Ai giornalisti l’avvocato, che ha fatto della pacatezza la sua cifra di espressione, ha ribadito che “ci sono lati oscuri della vita di Andreotti verso i quali ciascuno ha la sua sensibilità” al di là del rispetto per una persona deceduta: “Questi elementi – ha concluso Ambrosoli – continuano anche nel momento del ricordo, pur senza polemiche”.

Il presidente del consiglio lombardo Cattaneo ha ricordato l’ex premier democristiano sottilineando che “il suo percorso politico e istituzionale si radica nella sua formazione culturale maturata sull’impronta di un cattolicesimo popolare e fedele alla tradizione che ha rappresentato per tutta la vita il riferimento del suo agire dentro e fuori le istituzioni”. “Al di là delle opinioni differenti che legittimamente si possono avere sulle ombre e sulle vicende giudiziarie che ne hanno segnato la vita negli ultimi anni – ha proseguito -, sono comunque esemplari la temperanza, il rispetto delle istituzioni (inclusa la magistratura) e l’umiltà con cui ha affrontato il giudizio dei tribunali”. Dunque, ha concluso il presidente del Consiglio regionale lombardo prima di chiedere il minuto di silenzio alla memoria di Andreotti, “con la sua scomparsa se ne va un pezzo della storia italiana, dunque qualcosa che appartiene a tutti, amici e avversari politici”.

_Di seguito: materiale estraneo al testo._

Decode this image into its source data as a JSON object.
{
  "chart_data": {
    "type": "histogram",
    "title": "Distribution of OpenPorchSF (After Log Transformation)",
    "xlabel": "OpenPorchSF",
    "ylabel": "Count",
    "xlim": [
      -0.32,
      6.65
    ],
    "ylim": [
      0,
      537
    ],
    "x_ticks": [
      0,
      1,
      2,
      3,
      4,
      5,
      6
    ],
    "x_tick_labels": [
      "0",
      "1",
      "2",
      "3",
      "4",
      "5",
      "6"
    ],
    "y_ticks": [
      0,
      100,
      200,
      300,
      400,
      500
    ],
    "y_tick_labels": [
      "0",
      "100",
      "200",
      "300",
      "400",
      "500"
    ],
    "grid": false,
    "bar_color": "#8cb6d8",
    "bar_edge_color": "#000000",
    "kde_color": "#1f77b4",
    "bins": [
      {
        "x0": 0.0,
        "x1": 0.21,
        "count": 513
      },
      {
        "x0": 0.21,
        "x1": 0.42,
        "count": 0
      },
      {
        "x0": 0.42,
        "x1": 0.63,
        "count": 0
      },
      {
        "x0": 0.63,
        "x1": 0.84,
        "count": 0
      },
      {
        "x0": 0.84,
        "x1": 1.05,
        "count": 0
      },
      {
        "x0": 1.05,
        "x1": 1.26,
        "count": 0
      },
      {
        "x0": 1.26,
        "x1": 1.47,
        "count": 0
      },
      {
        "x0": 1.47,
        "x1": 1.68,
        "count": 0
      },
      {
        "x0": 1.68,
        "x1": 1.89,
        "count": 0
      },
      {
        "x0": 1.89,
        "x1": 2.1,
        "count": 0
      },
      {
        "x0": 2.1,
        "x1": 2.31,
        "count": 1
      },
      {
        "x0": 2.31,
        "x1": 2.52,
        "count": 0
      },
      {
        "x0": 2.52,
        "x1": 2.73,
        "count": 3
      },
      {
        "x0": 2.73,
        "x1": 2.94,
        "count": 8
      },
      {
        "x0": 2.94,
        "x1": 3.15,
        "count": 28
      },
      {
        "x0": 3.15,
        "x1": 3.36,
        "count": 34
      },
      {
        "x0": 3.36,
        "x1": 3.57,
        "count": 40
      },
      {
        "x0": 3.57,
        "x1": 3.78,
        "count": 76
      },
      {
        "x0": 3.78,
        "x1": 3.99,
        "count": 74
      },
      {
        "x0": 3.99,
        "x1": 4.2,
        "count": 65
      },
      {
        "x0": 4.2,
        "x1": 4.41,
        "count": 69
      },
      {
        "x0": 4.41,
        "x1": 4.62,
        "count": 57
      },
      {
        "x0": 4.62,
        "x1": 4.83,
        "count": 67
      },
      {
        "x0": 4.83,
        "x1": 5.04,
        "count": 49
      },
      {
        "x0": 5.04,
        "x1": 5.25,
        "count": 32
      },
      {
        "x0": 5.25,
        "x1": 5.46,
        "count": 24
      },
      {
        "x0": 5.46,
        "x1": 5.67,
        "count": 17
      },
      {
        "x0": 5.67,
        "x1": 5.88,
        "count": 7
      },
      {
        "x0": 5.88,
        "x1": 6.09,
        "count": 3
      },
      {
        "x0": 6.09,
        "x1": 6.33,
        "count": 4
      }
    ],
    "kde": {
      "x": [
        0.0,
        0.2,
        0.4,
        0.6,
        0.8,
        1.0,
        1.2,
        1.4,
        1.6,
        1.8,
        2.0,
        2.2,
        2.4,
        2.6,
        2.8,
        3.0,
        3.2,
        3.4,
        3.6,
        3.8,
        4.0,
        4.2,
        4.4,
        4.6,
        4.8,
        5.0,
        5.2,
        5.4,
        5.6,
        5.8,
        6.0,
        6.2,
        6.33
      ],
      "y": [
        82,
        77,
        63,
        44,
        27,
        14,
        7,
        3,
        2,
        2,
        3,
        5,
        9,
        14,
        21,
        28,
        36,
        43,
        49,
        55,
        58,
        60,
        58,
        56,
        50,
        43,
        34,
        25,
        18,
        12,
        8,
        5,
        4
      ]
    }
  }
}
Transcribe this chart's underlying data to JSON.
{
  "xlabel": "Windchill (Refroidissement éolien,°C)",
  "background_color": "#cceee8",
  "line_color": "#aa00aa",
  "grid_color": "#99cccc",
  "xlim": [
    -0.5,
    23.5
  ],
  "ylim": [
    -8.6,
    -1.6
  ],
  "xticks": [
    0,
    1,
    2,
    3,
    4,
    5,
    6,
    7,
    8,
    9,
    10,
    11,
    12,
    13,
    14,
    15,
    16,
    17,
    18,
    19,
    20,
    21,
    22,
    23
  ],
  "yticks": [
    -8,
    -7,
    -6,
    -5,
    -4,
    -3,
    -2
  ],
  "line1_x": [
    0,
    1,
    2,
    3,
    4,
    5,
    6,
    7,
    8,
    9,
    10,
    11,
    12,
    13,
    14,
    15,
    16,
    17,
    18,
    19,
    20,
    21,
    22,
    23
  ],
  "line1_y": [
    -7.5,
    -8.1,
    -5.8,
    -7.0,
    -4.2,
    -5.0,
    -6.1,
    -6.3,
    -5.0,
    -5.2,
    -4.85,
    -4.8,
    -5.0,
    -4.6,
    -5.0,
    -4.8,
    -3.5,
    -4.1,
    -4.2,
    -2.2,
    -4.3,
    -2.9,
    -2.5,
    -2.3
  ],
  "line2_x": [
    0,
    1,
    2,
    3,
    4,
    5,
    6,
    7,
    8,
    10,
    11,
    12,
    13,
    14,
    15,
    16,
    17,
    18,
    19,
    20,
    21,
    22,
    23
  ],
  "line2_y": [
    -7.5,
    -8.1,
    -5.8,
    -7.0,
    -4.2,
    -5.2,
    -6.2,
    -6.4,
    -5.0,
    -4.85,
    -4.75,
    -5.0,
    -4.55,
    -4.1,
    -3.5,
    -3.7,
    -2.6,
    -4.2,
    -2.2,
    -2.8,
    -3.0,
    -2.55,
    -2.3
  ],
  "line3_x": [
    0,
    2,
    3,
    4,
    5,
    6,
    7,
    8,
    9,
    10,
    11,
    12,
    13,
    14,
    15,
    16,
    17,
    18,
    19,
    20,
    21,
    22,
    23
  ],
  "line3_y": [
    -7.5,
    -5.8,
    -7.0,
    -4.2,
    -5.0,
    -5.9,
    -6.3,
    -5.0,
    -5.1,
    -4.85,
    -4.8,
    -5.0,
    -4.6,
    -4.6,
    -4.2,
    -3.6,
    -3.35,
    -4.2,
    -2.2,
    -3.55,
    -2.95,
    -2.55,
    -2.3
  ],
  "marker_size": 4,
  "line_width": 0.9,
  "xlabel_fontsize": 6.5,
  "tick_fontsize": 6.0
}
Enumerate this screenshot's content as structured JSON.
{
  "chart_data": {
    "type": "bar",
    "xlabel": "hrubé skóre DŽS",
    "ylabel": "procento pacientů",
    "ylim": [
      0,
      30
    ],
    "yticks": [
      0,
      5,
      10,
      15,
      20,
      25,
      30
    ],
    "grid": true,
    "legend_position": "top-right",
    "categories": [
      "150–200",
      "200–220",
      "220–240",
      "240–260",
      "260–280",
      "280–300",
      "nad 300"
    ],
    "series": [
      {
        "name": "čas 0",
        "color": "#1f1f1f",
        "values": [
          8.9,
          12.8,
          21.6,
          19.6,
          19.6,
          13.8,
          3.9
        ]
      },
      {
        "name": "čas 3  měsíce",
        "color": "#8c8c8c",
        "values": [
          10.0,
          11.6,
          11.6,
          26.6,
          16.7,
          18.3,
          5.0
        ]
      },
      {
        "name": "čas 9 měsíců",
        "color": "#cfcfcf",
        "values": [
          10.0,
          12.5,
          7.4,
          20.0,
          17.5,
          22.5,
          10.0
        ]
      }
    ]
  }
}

“Quando si opera nelle istituzioni, ci sono responsabilità collettive che trascendono le valutazioni squisitamente personali” dice Cattaneo. “Rispetto le ragioni personali e neppure io voglio alimentare polemiche, ma – dice l’esponente del Pdl – sono rimasto francamente sorpreso dalla scelta di Ambrosoli di uscire volontariamente dall’Aula”. Per Cattaneo, “la commemorazione si è tenuta in un clima non di celebrazione, ma di giusto omaggio al percorso politico di un uomo delle istituzioni che, seppur nelle vicende alterne, come tra l’altro ho ricordato anch’io nel mio intervento, ha indelebilmente segnato la vita del nostro Paese e ha contribuito da protagonista alla costruzione della democrazia in Italia dal dopoguerra ai nostri giorni”. 

Per Maroni invece quello di Ambrosoli “non è stato un gesto elegante nei confronti di un politico che ha segnato la storia d’Italia”.